Wednesday 17 September 2014

School Schmool

Remember my post about being called to homeschool?  Yah, looks like it was for a year...for now.  What I love about my loving God is that He is not stagnant; He always has a plan but it is not predictable or boring.  I am wondering if He called me to keep Munch at home for one more year for specific reasons; things like, to spend more time with my dad whose health is failing right now or to learn more in regards to character building or maybe it was to protect Munch from something. We won't know until Heaven.  That being said, it was wonderful, difficult and a growing experience for both of us.
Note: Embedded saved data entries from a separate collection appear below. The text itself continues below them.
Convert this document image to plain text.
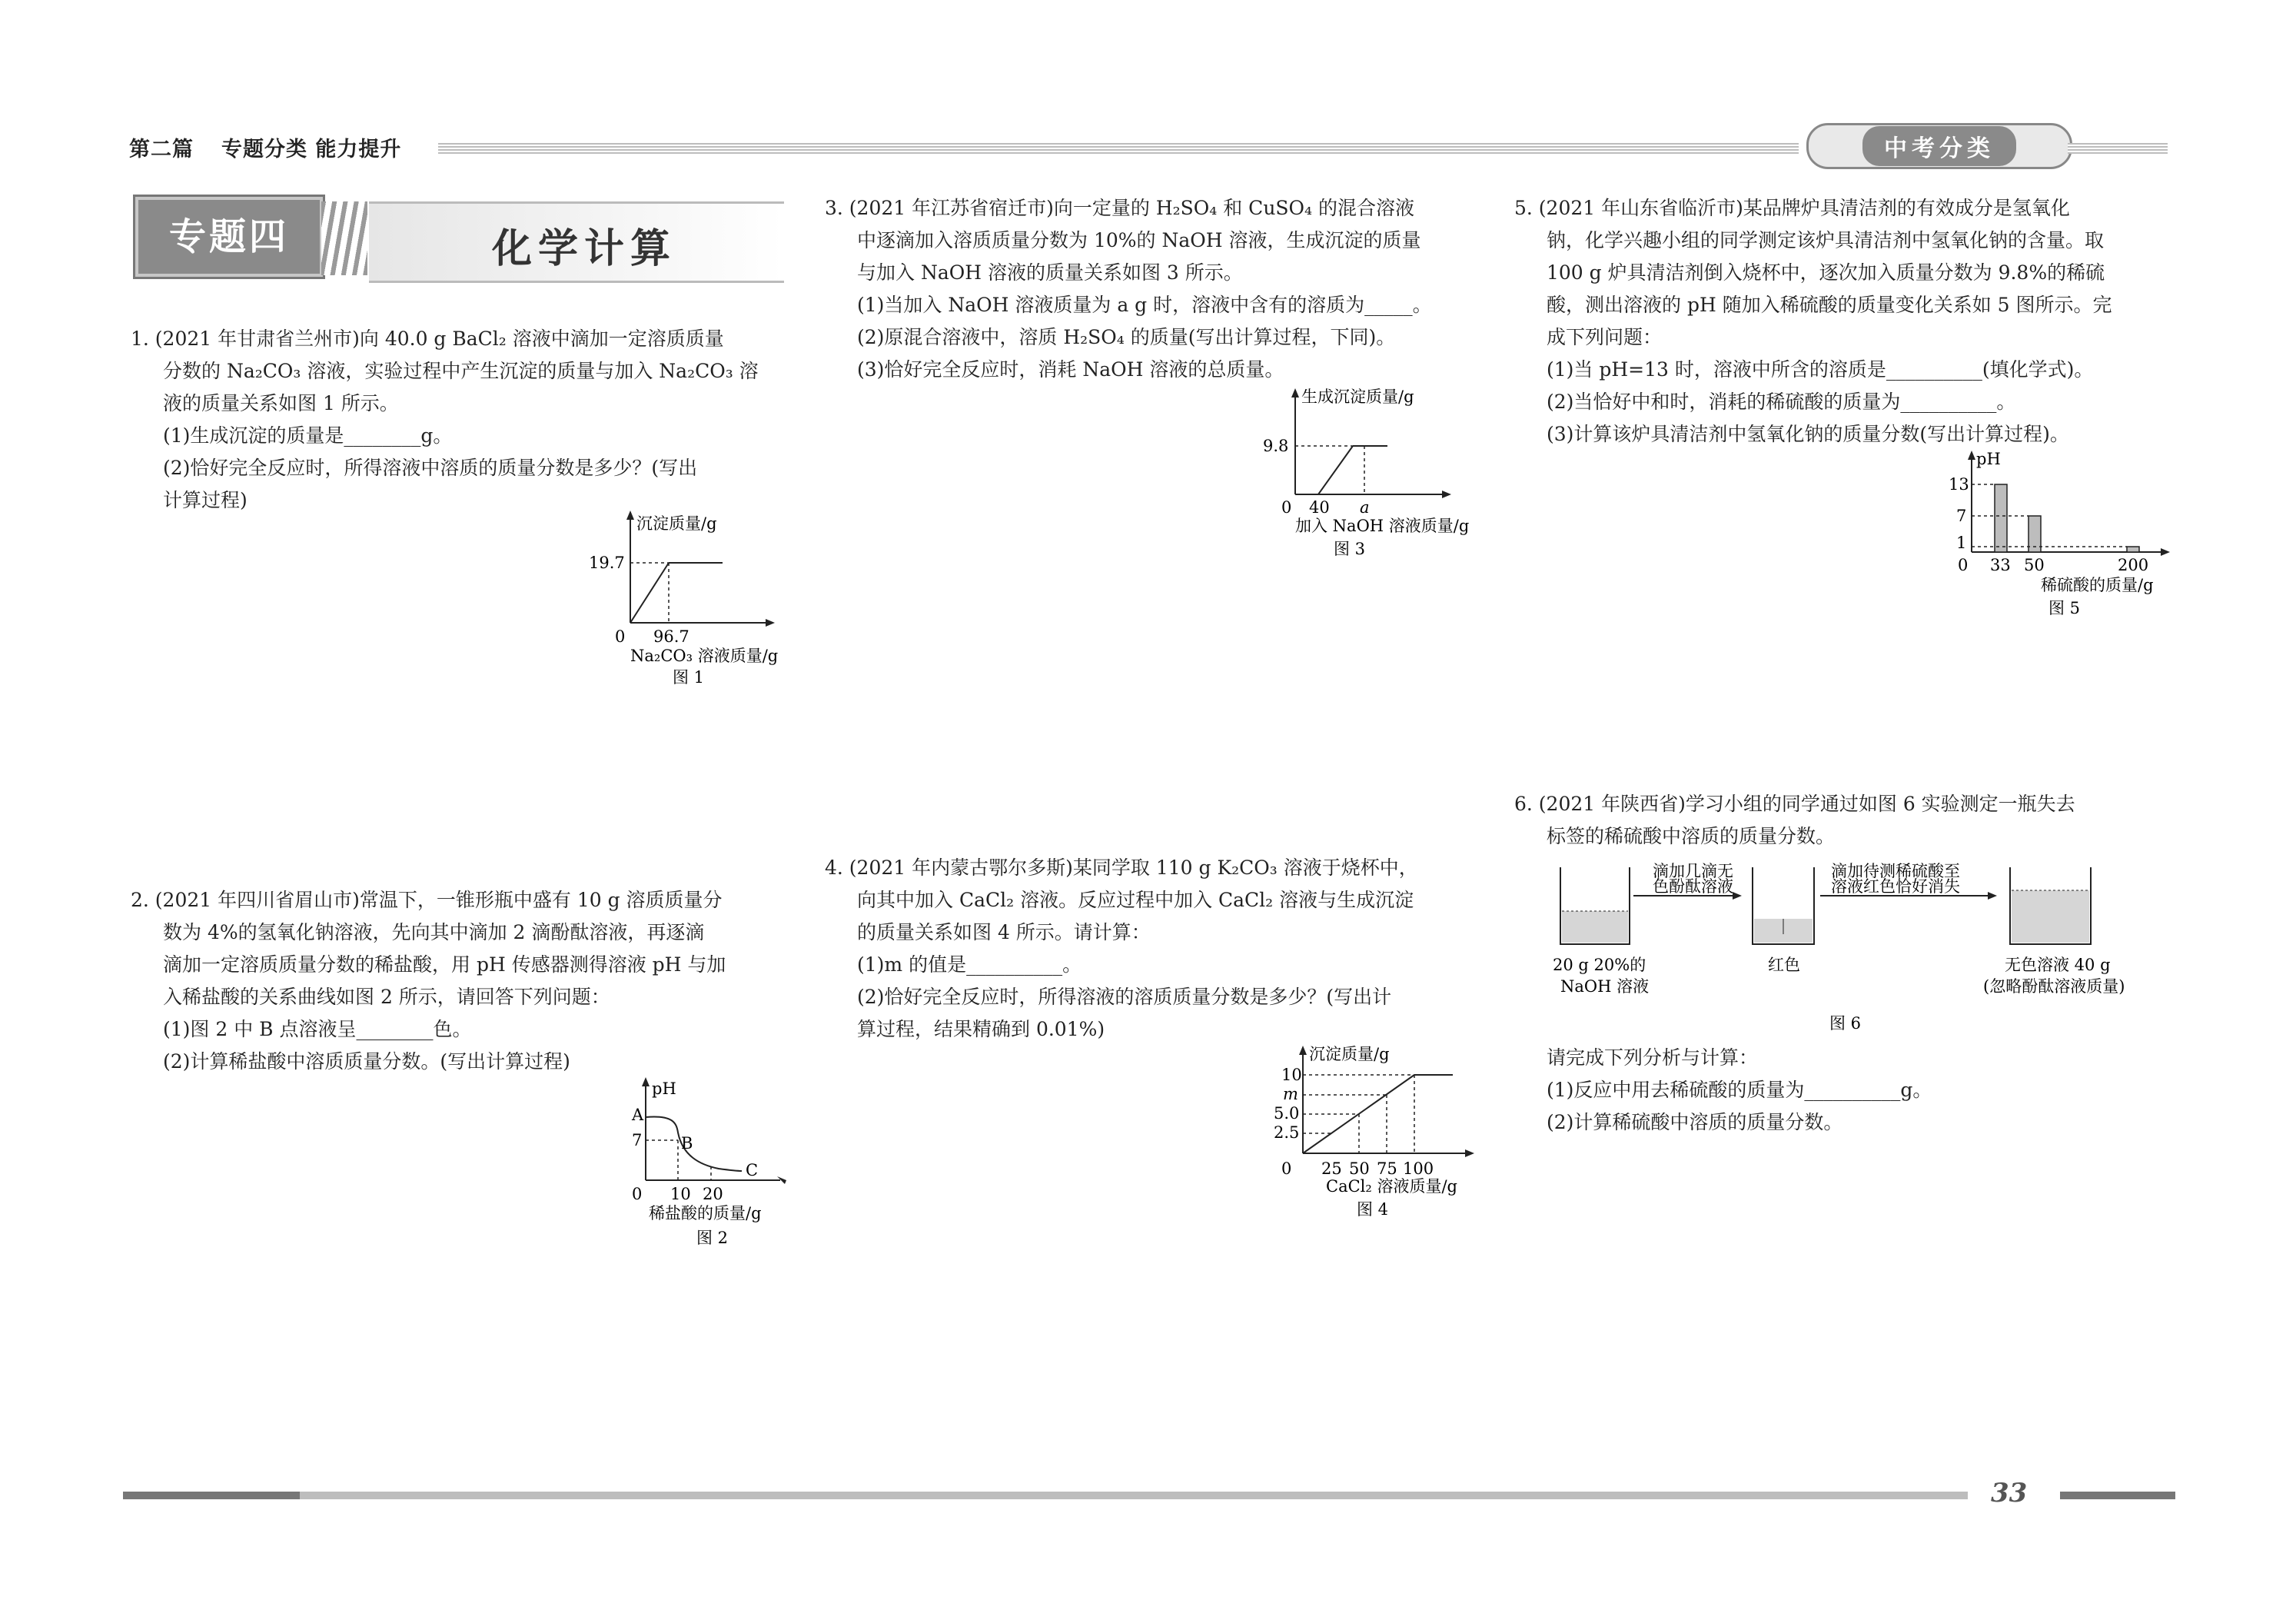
第二篇 专题分类 能力提升	中考分类
专题四	化学计算

1. (2021 年甘肃省兰州市)向 40.0 g BaCl₂ 溶液中滴加一定溶质质量

分数的 Na₂CO₃ 溶液，实验过程中产生沉淀的质量与加入 Na₂CO₃ 溶

液的质量关系如图 1 所示。

(1)生成沉淀的质量是________g。

(2)恰好完全反应时，所得溶液中溶质的质量分数是多少？(写出

计算过程)

沉淀质量/g
19.7
0 96.7
Na₂CO₃ 溶液质量/g
图 1

2. (2021 年四川省眉山市)常温下，一锥形瓶中盛有 10 g 溶质质量分

数为 4%的氢氧化钠溶液，先向其中滴加 2 滴酚酞溶液，再逐滴

滴加一定溶质质量分数的稀盐酸，用 pH 传感器测得溶液 pH 与加

入稀盐酸的关系曲线如图 2 所示，请回答下列问题：

(1)图 2 中 B 点溶液呈________色。

(2)计算稀盐酸中溶质质量分数。(写出计算过程)

pH
A
7 B
C
0 10 20
稀盐酸的质量/g
图 2

3. (2021 年江苏省宿迁市)向一定量的 H₂SO₄ 和 CuSO₄ 的混合溶液

中逐滴加入溶质质量分数为 10%的 NaOH 溶液，生成沉淀的质量

与加入 NaOH 溶液的质量关系如图 3 所示。

(1)当加入 NaOH 溶液质量为 a g 时，溶液中含有的溶质为_____。

(2)原混合溶液中，溶质 H₂SO₄ 的质量(写出计算过程，下同)。

(3)恰好完全反应时，消耗 NaOH 溶液的总质量。

生成沉淀质量/g
9.8
0 40 a
加入 NaOH 溶液质量/g
图 3

4. (2021 年内蒙古鄂尔多斯)某同学取 110 g K₂CO₃ 溶液于烧杯中，

向其中加入 CaCl₂ 溶液。反应过程中加入 CaCl₂ 溶液与生成沉淀

的质量关系如图 4 所示。请计算：

(1)m 的值是__________。

(2)恰好完全反应时，所得溶液的溶质质量分数是多少？(写出计

算过程，结果精确到 0.01%)

沉淀质量/g
10
m
5.0
2.5
0 25 50 75 100
CaCl₂ 溶液质量/g
图 4

5. (2021 年山东省临沂市)某品牌炉具清洁剂的有效成分是氢氧化

钠，化学兴趣小组的同学测定该炉具清洁剂中氢氧化钠的含量。取

100 g 炉具清洁剂倒入烧杯中，逐次加入质量分数为 9.8%的稀硫

酸，测出溶液的 pH 随加入稀硫酸的质量变化关系如 5 图所示。完

成下列问题：

(1)当 pH=13 时，溶液中所含的溶质是__________(填化学式)。

(2)当恰好中和时，消耗的稀硫酸的质量为__________。

(3)计算该炉具清洁剂中氢氧化钠的质量分数(写出计算过程)。

pH
13
7
1
0 33 50	200
稀硫酸的质量/g
图 5

6. (2021 年陕西省)学习小组的同学通过如图 6 实验测定一瓶失去

标签的稀硫酸中溶质的质量分数。

滴加几滴无
色酚酞溶液
滴加待测稀硫酸至
溶液红色恰好消失
20 g 20%的
NaOH 溶液
红色	无色溶液 40 g
(忽略酚酞溶液质量)
图 6

请完成下列分析与计算：

(1)反应中用去稀硫酸的质量为__________g。

(2)计算稀硫酸中溶质的质量分数。

33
I don't plan to go into a lot of detail on our decision but I will say that I know God is in it and is providing for us.  Not only have I had to give up the idea of homeschooling for now but I was not able to get Munch into the school we had hoped for; the one where we had built strong friendships at.  I literally registered him at this present school not knowing of one single family who would be joining us there.  For a girl who knew every kid in every year of school, that was tough. I cried a lot.  BUT...God provided.  Munch has made great friends and I have met some wonderful moms and we love his teacher and his school.  I am wondering if he wouldn't love school so much if he hadn't experience homeschooling first.  He really seems to appreciate the independence, the competition of being in a class and the change of pace from home to school.  We have witnessed some wonderful growth in Munch and are starting to see him blossom into his own person.  There is the new struggle of dealing with a culture that is quite different from our homes'...things like celebrating zombies and Halloween but those are just great conversations to be had with Munch.  (God knows the battle and has prepared us prayerfully thus far.  We know that we cannot shelter our kids, I just like to lessen the battle as much as possible.). 
So, this is where we are at right now.  I love all ways of schooling...I think there is value and need for all of them.  I think that God knows what each family, or rather, what each child needs and will lead us accordingly.  I am grateful for that, even if it can be difficult and uncomfortable.  Next year could be altogether different.  How exciting!